The trippy, twisty, reality-bending, beautifully-drawn run that redefined Moon Knight — this time, in a way readers actually liked. Marc flounders around in a world with multiple levels of reality, regularly slipping into different scenes from his past, trying to rescue a handful of people who might be his old friends or just his memories…and finally getting a substantial team-up with Jake and Steven.
Reimagined and expanded flashbacks finally establish that Steven and Jake didn’t just appear when Marc was an adult; they’ve been a system since childhood. The headmates spend a few issues split across different reality-sequences, with stunningly different art styles; but the plots keep blurring together, until they find their way into the same scene again. Sometimes we get gritty montages from Marc’s mercenary past; sometimes we get a sci-fi dream about fighting werewolves on the moon.
This isn’t a good place to start reading Moon Knight, because it’s dense with references to feelings and relationships that won’t land if you don’t have the context. And it’s confusing enough even with context! At least read some of the ’80s run first. But then, yeah, read this one.
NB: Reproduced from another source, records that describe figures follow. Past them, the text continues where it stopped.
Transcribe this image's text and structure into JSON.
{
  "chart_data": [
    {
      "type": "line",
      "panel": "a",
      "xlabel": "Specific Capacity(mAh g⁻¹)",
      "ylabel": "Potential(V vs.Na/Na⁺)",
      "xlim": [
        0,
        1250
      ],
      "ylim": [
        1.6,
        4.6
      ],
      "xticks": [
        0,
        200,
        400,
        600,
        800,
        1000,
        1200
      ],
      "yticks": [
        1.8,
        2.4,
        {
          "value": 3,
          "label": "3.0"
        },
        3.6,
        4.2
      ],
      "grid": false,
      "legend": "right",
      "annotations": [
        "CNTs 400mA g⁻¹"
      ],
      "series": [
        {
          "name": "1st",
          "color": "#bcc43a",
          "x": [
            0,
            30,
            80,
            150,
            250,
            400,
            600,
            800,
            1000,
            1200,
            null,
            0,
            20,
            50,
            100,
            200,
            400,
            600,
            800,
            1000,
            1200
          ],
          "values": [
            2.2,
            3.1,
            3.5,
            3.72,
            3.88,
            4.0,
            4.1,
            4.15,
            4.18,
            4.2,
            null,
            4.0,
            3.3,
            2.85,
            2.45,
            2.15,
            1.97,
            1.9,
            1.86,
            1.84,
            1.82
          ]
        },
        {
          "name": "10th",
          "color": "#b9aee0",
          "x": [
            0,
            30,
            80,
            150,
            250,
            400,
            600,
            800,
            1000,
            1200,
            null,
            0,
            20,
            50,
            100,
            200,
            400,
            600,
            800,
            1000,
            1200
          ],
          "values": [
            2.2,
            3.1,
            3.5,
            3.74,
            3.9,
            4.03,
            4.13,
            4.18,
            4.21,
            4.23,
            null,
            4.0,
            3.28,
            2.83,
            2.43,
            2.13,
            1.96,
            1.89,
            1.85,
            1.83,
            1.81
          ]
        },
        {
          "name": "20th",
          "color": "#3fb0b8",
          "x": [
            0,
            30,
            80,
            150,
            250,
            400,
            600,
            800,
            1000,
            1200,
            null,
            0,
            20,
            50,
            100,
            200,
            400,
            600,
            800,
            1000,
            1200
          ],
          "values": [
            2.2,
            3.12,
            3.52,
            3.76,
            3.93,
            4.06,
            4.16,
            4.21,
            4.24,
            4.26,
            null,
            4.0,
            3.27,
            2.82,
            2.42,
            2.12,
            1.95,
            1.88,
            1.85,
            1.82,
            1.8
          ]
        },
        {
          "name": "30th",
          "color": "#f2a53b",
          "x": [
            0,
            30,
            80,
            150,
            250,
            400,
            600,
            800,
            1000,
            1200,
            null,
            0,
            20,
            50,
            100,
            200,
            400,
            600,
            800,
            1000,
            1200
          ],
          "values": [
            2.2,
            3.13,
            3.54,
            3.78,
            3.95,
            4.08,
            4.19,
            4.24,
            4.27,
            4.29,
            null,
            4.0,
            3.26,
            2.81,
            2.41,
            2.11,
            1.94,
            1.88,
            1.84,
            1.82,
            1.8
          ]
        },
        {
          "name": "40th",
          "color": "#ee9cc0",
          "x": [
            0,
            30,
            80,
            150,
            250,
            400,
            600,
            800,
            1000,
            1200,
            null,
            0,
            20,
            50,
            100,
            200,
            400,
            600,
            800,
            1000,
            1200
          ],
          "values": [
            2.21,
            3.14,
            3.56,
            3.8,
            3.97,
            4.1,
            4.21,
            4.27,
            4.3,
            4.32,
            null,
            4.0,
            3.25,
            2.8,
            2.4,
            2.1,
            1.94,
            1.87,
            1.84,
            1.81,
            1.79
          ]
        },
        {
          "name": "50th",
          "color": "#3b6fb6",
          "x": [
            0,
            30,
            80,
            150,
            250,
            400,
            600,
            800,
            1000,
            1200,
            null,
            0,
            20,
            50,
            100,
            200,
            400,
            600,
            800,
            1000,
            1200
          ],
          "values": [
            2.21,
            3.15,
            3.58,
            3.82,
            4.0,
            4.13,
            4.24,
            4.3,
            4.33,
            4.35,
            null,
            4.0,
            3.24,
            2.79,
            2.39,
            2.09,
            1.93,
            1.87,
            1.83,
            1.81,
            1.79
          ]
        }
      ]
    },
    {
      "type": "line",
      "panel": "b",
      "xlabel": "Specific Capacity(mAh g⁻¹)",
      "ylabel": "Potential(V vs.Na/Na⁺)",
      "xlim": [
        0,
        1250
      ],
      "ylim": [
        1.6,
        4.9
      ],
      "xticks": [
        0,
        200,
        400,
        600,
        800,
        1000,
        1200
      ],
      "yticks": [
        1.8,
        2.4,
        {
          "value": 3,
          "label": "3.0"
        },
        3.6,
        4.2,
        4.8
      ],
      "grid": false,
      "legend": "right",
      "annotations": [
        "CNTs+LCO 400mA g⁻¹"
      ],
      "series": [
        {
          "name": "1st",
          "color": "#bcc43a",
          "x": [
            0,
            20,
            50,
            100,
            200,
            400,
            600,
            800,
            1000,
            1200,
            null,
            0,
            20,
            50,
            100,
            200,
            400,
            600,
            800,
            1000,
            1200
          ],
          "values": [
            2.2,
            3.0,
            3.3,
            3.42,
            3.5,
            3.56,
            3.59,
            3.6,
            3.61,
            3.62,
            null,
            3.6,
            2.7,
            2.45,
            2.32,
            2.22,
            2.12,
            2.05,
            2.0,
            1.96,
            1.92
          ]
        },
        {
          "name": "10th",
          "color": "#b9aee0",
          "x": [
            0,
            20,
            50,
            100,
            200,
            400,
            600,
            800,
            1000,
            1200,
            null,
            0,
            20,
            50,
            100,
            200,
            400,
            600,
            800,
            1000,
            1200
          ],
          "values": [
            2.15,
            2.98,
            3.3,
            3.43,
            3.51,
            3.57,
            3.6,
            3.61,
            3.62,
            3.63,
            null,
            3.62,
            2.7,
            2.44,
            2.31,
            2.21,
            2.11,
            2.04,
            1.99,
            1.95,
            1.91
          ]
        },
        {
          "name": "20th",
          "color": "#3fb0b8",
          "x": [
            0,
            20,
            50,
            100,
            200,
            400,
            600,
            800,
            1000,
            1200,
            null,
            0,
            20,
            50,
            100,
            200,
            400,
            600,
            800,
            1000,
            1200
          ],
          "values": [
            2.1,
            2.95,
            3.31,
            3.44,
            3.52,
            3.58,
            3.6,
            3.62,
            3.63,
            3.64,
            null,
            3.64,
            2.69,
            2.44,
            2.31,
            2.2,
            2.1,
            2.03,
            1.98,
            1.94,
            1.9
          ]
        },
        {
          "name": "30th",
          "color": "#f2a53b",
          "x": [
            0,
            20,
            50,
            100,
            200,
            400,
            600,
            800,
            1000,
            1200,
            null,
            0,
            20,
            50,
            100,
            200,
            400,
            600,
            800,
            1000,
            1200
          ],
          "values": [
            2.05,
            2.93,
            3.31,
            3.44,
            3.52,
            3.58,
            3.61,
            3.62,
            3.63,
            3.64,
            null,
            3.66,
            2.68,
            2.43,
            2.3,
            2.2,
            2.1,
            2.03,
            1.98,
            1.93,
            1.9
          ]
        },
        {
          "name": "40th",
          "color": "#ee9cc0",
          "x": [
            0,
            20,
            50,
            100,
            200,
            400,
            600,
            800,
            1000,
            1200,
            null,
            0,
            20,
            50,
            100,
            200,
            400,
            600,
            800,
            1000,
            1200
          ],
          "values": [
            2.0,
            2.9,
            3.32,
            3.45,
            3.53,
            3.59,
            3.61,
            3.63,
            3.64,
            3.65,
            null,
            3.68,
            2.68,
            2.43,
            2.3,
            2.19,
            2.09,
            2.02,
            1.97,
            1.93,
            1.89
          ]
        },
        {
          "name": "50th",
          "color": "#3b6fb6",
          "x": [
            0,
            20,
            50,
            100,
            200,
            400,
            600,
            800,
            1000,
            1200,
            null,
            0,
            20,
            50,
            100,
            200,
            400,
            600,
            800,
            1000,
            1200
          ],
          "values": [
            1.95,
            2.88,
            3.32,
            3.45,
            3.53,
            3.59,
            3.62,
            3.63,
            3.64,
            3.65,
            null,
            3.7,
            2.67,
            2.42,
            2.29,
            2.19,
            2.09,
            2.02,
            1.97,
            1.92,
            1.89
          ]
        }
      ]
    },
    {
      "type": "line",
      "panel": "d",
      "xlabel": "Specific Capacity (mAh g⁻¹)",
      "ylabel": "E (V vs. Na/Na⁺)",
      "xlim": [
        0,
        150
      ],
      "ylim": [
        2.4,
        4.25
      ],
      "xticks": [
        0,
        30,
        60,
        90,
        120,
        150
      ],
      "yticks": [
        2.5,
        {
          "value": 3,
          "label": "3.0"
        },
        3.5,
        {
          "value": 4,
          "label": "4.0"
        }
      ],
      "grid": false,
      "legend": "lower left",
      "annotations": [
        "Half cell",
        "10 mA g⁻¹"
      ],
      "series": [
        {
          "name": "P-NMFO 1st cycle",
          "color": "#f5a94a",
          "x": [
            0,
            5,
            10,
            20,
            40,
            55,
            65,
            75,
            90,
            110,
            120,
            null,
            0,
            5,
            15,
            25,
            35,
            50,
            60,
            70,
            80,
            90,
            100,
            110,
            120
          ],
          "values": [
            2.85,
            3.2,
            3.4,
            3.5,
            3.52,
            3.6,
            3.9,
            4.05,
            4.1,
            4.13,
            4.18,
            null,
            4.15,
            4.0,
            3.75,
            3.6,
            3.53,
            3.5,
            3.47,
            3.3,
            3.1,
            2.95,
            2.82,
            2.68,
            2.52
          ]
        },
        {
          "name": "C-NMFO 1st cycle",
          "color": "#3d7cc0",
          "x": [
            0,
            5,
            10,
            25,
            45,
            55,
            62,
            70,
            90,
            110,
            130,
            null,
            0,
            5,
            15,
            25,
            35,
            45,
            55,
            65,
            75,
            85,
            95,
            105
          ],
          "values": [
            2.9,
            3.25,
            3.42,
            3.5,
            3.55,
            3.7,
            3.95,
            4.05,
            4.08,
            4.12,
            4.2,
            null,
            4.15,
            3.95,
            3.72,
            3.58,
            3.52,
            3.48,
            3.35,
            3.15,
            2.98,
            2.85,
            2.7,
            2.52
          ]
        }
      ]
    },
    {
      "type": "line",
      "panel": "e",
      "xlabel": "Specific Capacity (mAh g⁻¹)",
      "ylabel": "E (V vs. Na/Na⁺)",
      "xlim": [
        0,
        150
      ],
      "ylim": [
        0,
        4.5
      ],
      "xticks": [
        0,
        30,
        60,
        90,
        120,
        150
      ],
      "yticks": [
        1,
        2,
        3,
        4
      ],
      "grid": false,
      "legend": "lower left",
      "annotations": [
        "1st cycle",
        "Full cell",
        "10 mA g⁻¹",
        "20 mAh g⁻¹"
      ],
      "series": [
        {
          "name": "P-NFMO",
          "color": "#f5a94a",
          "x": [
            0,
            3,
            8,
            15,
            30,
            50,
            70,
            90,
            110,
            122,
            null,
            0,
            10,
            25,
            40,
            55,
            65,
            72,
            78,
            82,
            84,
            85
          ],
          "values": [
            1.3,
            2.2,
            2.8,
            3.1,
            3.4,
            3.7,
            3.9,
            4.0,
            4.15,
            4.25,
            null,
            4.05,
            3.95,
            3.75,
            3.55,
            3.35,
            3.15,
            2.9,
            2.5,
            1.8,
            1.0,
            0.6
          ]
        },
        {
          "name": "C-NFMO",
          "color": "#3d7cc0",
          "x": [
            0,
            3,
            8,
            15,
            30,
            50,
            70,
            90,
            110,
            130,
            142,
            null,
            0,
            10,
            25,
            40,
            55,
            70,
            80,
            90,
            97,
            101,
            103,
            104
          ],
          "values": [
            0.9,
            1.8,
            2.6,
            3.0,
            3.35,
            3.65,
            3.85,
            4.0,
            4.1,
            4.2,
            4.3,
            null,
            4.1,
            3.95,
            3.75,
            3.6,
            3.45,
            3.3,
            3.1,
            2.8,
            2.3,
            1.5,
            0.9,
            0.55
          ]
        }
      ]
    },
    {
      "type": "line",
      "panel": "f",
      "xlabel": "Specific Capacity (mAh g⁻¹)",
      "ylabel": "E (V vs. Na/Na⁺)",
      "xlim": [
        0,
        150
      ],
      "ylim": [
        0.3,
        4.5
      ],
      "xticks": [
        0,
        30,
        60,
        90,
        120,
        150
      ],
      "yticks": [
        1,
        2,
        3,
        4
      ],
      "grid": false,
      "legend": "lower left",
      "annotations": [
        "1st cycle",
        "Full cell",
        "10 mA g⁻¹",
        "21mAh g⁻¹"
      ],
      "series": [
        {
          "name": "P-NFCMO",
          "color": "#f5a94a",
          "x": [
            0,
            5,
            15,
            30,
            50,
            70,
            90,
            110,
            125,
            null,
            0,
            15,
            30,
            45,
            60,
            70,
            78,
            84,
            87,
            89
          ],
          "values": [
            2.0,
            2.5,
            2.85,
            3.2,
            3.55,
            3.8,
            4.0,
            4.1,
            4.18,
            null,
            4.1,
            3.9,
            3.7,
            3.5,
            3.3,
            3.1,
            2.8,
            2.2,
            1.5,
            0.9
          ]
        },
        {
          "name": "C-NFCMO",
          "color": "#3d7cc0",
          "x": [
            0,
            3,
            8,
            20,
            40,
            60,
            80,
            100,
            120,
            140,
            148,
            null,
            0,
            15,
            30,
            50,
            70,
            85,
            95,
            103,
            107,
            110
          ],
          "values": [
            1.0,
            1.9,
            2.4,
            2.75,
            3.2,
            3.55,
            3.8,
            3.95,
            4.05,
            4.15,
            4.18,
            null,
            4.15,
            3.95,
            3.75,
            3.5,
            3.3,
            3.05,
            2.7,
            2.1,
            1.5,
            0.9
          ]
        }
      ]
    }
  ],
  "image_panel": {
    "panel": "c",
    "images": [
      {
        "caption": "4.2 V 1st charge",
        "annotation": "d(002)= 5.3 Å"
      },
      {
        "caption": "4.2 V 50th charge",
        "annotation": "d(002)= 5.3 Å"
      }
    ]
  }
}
Why is it worth your time?: Marvel Comics’ longest-running and most-successful attempt to portray a superhero with DID. (Some writers don’t actually attempt it — but we’re limiting this roundup to the runs where they remembered.)“Most-successful” still means plenty of flaws, drawbacks, and general comic-book nonsense! But at its best, the writing is a heartfelt, complex, insightful, funny portrayal of A Troubled System Doing Their Best, which a lot of IRL plural readers have found relatable.
Plural tags: abuse low-focus, cofronting, fusion/integration, memory work, otherworld, realitymashing, relationships: family, relationships: teamwork, type: medical, type: spiritual, type: switching
Content warnings: Medical abuse and general poor treatment in the hospital scenes (which might be due to them being run by evil gods, but then again, it might not). Abuse and manipulation from Khonshu. A potentially distressing “Marc gets rid of Jake and Steven” sequence partway through; it’s a fakeout, they’ll be back.
Access Notes: Most of these are available in print collections of some sort, as well as digitally through Marvel. Nothing audio or screenreadable as far as I know.